By default, SharePoint stores all the uploaded
documents and files in its content databases. This has always led to
storage, performance, and manageability issues, especially for large
SharePoint deployments in SharePoint 2003 and the early days of
SharePoint 2007. In SharePoint 2007 SP1, Microsoft made its first
attempt to store documents and files out of SQL Server; however, the
implementation was difficult and came with many limitations. In
SharePoint 2010, Microsoft took this to a completely new level by making
use of the powerful storage externalization capabilities of SQL Server
2008 R2. This section explains what BLOBs are, how they are stored in
SharePoint, and how Microsoft made use of the Remote BLOB Storage
technology in SharePoint 2010 to move the storage of large documents and
files from SQL Server to remote stores. At the end of this section,
administrators learn how to install and configure RBS in SharePoint 2010
environments and how to migrate and move data between different stores.
Understanding BLOBs
Most of the values stored
in SQL Server consist of ASCII (American Standard Code for Information
Interchange) characters. A basic explanation of ASCII characters is that
they are the letters, numbers, and symbols found on the keyboard. A
text editor such as Notepad can alter a file holding only ASCII
characters without any consequences. However, data is not limited to
strings and numbers; it is always a common requirement to store a large
amount of binary data in a SQL Server table along with other ASCII data;
Word documents, XML documents, and images are some examples. Binary
files contain ASCII characters, special control characters, and byte
combinations not found on the keyboard. Opening a Microsoft Word
document inside Notepad and modifying it would result in the file being
corrupted and not readable, because Notepad cannot correctly interpret
or create binary bits. BLOBs, then, are binary files that are large, or
Binary Large Objects (BLOB).
SQL Server provides
special data types for dealing with such large volumes of binary data.

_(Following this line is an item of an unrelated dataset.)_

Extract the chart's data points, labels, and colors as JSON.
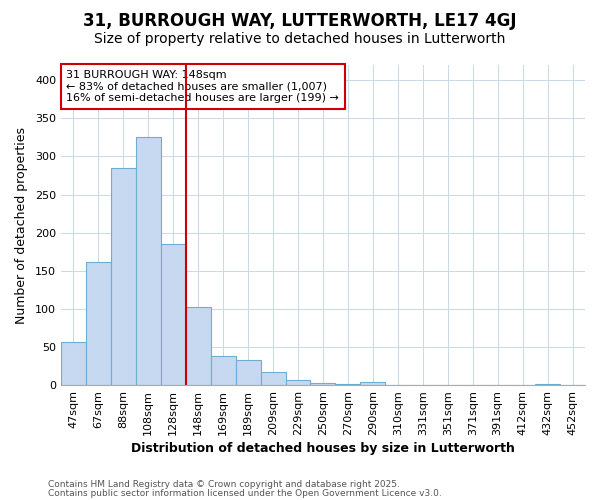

These various data types have changed over time.
In SQL 2000, there were
two different families of data type options for this type of data:
binary and image. The binary family included two different data types:
the binary data type and the VARBINARY data type. The VAR in VARBINARY
means that the size is variable rather than fixed, as in the case of the
standard binary data type. However, it still has a maximum length of
8,000 bytes.
The image data type family
was used to store binary large objects that are greater than 8,000
bytes. This data type is still present in newer versions, but it is
deprecated. Microsoft recommends avoiding using these data types in new
development work and recommends modifying applications that currently
use them.
Starting in SQL Server 2005,
Microsoft included the VARBINARY(MAX) data type to the binary data type
family. This variation extends the usual limit of around 8,000 bytes and
allows storage up to 2GB of data.
Later, in SQL Server
2008, Microsoft introduced the FILESTREAM option for a VARBINARY(MAX)

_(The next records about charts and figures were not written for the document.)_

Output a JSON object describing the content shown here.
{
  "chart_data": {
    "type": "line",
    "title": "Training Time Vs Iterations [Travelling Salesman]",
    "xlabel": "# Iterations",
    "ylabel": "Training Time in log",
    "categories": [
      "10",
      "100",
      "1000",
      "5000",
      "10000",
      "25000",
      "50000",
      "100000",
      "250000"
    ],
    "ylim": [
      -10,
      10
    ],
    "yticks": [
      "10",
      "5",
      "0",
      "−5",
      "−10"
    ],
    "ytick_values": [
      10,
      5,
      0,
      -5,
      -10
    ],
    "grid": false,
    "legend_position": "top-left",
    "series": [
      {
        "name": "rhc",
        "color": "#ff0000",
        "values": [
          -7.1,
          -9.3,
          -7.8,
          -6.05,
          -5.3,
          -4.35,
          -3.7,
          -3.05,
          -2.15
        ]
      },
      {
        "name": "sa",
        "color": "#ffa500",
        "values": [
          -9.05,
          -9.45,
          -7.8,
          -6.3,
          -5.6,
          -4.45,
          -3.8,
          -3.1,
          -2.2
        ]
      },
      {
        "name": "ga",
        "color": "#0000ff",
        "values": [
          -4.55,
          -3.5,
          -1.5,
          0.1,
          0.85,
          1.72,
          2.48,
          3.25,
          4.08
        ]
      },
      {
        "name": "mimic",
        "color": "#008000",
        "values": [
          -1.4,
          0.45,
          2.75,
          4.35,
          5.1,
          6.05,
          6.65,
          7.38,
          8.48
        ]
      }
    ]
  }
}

fields. This enables storage, efficient streaming, and integrated
management of large BLOBs in a SQL database by using the underlying NTFS
file system for BLOB storage/streaming, while managing and accessing it
directly within the context of the database.
Instead of being a
completely new data type, FILESTREAM is a storage attribute of the
existing VARBINARY(MAX) data type. FILESTREAM alters how the BLOB data
is stored—in the file system rather than in the SQL Server data files.
Because FILESTREAM is implemented as a VARBINARY(MAX) column and
integrated directly into the database engine, most SQL Server management
tools and functions work without modification for FILESTREAM data.
It is also worth
mentioning that the behavior of the regular VARBINARY(MAX) data type
remains entirely unchanged in SQL Server 2008, including the 2GB size
limit. The addition of the FILESTREAM attribute means a VARBINARY(MAX)

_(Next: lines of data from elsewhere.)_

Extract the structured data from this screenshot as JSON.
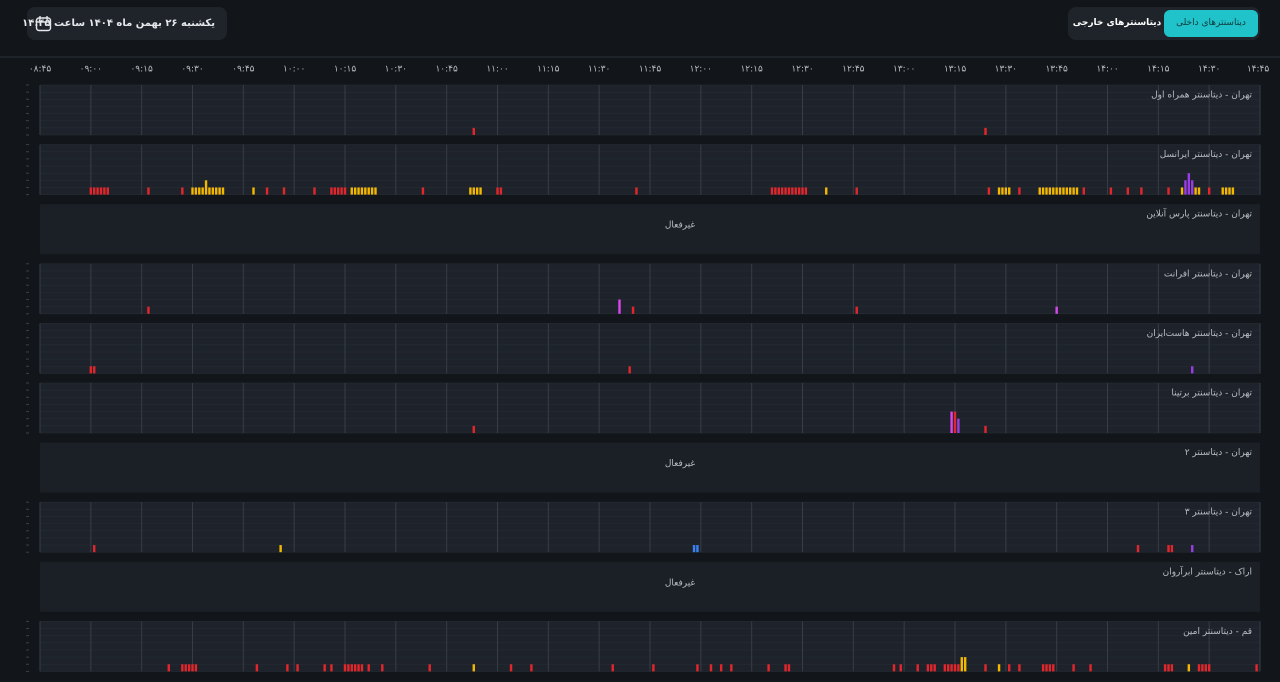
{
  "header": {
    "date": "یکشنبه ۲۶ بهمن ماه ۱۴۰۴ ساعت ۱۴:۴۵",
    "tabs": [
      "دیتاسنترهای داخلی",
      "دیتاسنترهای خارجی"
    ]
  },
  "chart_data": {
    "type": "timeline",
    "xlim": [
      525,
      885
    ],
    "xticks": [
      {
        "value": 525,
        "label": "۰۸:۴۵"
      },
      {
        "value": 540,
        "label": "۰۹:۰۰"
      },
      {
        "value": 555,
        "label": "۰۹:۱۵"
      },
      {
        "value": 570,
        "label": "۰۹:۳۰"
      },
      {
        "value": 585,
        "label": "۰۹:۴۵"
      },
      {
        "value": 600,
        "label": "۱۰:۰۰"
      },
      {
        "value": 615,
        "label": "۱۰:۱۵"
      },
      {
        "value": 630,
        "label": "۱۰:۳۰"
      },
      {
        "value": 645,
        "label": "۱۰:۴۵"
      },
      {
        "value": 660,
        "label": "۱۱:۰۰"
      },
      {
        "value": 675,
        "label": "۱۱:۱۵"
      },
      {
        "value": 690,
        "label": "۱۱:۳۰"
      },
      {
        "value": 705,
        "label": "۱۱:۴۵"
      },
      {
        "value": 720,
        "label": "۱۲:۰۰"
      },
      {
        "value": 735,
        "label": "۱۲:۱۵"
      },
      {
        "value": 750,
        "label": "۱۲:۳۰"
      },
      {
        "value": 765,
        "label": "۱۲:۴۵"
      },
      {
        "value": 780,
        "label": "۱۳:۰۰"
      },
      {
        "value": 795,
        "label": "۱۳:۱۵"
      },
      {
        "value": 810,
        "label": "۱۳:۳۰"
      },
      {
        "value": 825,
        "label": "۱۳:۴۵"
      },
      {
        "value": 840,
        "label": "۱۴:۰۰"
      },
      {
        "value": 855,
        "label": "۱۴:۱۵"
      },
      {
        "value": 870,
        "label": "۱۴:۳۰"
      },
      {
        "value": 885,
        "label": "۱۴:۴۵"
      }
    ],
    "ylim": [
      0,
      7
    ],
    "yticks": [
      0,
      1,
      2,
      3,
      4,
      5,
      6,
      7
    ],
    "grid": true,
    "rows": [
      {
        "name": "تهران - دیتاسنتر همراه اول",
        "series": [
          {
            "color": "#e3262b",
            "t": [
              653,
              804
            ],
            "v": [
              1,
              1
            ]
          }
        ]
      },
      {
        "name": "تهران - دیتاسنتر ایرانسل",
        "series": [
          {
            "color": "#e3262b",
            "t": [
              540,
              541,
              542,
              543,
              544,
              545,
              557,
              567,
              592,
              597,
              606,
              611,
              612,
              613,
              614,
              615,
              638,
              660,
              661,
              701,
              741,
              742,
              743,
              744,
              745,
              746,
              747,
              748,
              749,
              750,
              751,
              766,
              805,
              814,
              833,
              841,
              846,
              850,
              858,
              870
            ],
            "v": [
              1,
              1,
              1,
              1,
              1,
              1,
              1,
              1,
              1,
              1,
              1,
              1,
              1,
              1,
              1,
              1,
              1,
              1,
              1,
              1,
              1,
              1,
              1,
              1,
              1,
              1,
              1,
              1,
              1,
              1,
              1,
              1,
              1,
              1,
              1,
              1,
              1,
              1,
              1,
              1
            ]
          },
          {
            "color": "#f5b800",
            "t": [
              570,
              571,
              572,
              573,
              574,
              575,
              576,
              577,
              578,
              579,
              588,
              617,
              618,
              619,
              620,
              621,
              622,
              623,
              624,
              652,
              653,
              654,
              655,
              757,
              808,
              809,
              810,
              811,
              820,
              821,
              822,
              823,
              824,
              825,
              826,
              827,
              828,
              829,
              830,
              831,
              862,
              866,
              867,
              874,
              875,
              876,
              877
            ],
            "v": [
              1,
              1,
              1,
              1,
              2,
              1,
              1,
              1,
              1,
              1,
              1,
              1,
              1,
              1,
              1,
              1,
              1,
              1,
              1,
              1,
              1,
              1,
              1,
              1,
              1,
              1,
              1,
              1,
              1,
              1,
              1,
              1,
              1,
              1,
              1,
              1,
              1,
              1,
              1,
              1,
              1,
              1,
              1,
              1,
              1,
              1,
              1
            ]
          },
          {
            "color": "#9b3de6",
            "t": [
              863,
              864,
              865
            ],
            "v": [
              2,
              3,
              2
            ]
          }
        ]
      },
      {
        "name": "تهران - دیتاسنتر پارس آنلاین",
        "status": "غیرفعال"
      },
      {
        "name": "تهران - دیتاسنتر افرانت",
        "series": [
          {
            "color": "#e3262b",
            "t": [
              557,
              700,
              766
            ],
            "v": [
              1,
              1,
              1
            ]
          },
          {
            "color": "#d946ef",
            "t": [
              696,
              825
            ],
            "v": [
              2,
              1
            ]
          }
        ]
      },
      {
        "name": "تهران - دیتاسنتر هاست‌ایران",
        "series": [
          {
            "color": "#e3262b",
            "t": [
              540,
              541,
              699
            ],
            "v": [
              1,
              1,
              1
            ]
          },
          {
            "color": "#9b3de6",
            "t": [
              865
            ],
            "v": [
              1
            ]
          }
        ]
      },
      {
        "name": "تهران - دیتاسنتر برتینا",
        "series": [
          {
            "color": "#e3262b",
            "t": [
              653,
              795,
              804
            ],
            "v": [
              1,
              3,
              1
            ]
          },
          {
            "color": "#d946ef",
            "t": [
              794
            ],
            "v": [
              3
            ]
          },
          {
            "color": "#9b3de6",
            "t": [
              796
            ],
            "v": [
              2
            ]
          }
        ]
      },
      {
        "name": "تهران - دیتاسنتر ۲",
        "status": "غیرفعال"
      },
      {
        "name": "تهران - دیتاسنتر ۳",
        "series": [
          {
            "color": "#e3262b",
            "t": [
              541,
              849,
              858,
              859
            ],
            "v": [
              1,
              1,
              1,
              1
            ]
          },
          {
            "color": "#f5b800",
            "t": [
              596
            ],
            "v": [
              1
            ]
          },
          {
            "color": "#3b82f6",
            "t": [
              718,
              719
            ],
            "v": [
              1,
              1
            ]
          },
          {
            "color": "#9b3de6",
            "t": [
              865
            ],
            "v": [
              1
            ]
          }
        ]
      },
      {
        "name": "اراک - دیتاسنتر ابرآروان",
        "status": "غیرفعال"
      },
      {
        "name": "قم - دیتاسنتر امین",
        "series": [
          {
            "color": "#e3262b",
            "t": [
              563,
              567,
              568,
              569,
              570,
              571,
              589,
              598,
              601,
              609,
              611,
              615,
              616,
              617,
              618,
              619,
              620,
              622,
              626,
              640,
              664,
              670,
              694,
              706,
              719,
              723,
              726,
              729,
              740,
              745,
              746,
              777,
              779,
              784,
              787,
              788,
              789,
              792,
              793,
              794,
              795,
              796,
              804,
              811,
              814,
              821,
              822,
              823,
              824,
              830,
              835,
              857,
              858,
              859,
              867,
              868,
              869,
              870,
              884
            ],
            "v": [
              1,
              1,
              1,
              1,
              1,
              1,
              1,
              1,
              1,
              1,
              1,
              1,
              1,
              1,
              1,
              1,
              1,
              1,
              1,
              1,
              1,
              1,
              1,
              1,
              1,
              1,
              1,
              1,
              1,
              1,
              1,
              1,
              1,
              1,
              1,
              1,
              1,
              1,
              1,
              1,
              1,
              1,
              1,
              1,
              1,
              1,
              1,
              1,
              1,
              1,
              1,
              1,
              1,
              1,
              1,
              1,
              1,
              1,
              1
            ]
          },
          {
            "color": "#f5b800",
            "t": [
              653,
              797,
              798,
              808,
              864
            ],
            "v": [
              1,
              2,
              2,
              1,
              1
            ]
          }
        ]
      }
    ]
  }
}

column can essentially be unlimited in size. (In reality, the size is
limited to that of the underlying NTFS volume.)
BLOB Storage in SharePoint
In SharePoint 2003 and the
early days of SharePoint 2007, Microsoft SQL Server stored BLOB data in
its databases as a rule, as illustrated in Figure 1.
As a database’s usage increased, the total size of its BLOB data could
quickly grow larger than the total size of the document metadata and the
other structured data stored in the database. There were no exceptions
for this; content metadata and BLOBs had to go into content databases.
This was not efficient because Microsoft estimates that as much as 80
percent of the data stored in SharePoint content databases is
nonrelational BLOB data, such as Microsoft Office Word documents,
Microsoft Office Excel spreadsheets, and Microsoft Office PowerPoint
presentations. Only 20 percent is relational metadata, and this caused
storage, performance, and manageability issues, especially for large
SharePoint deployments.
In May 2007, Microsoft
released a hotfix for Windows SharePoint Services 3.0 and Microsoft
Office SharePoint Server 2007 that was later rolled into Service Pack 1.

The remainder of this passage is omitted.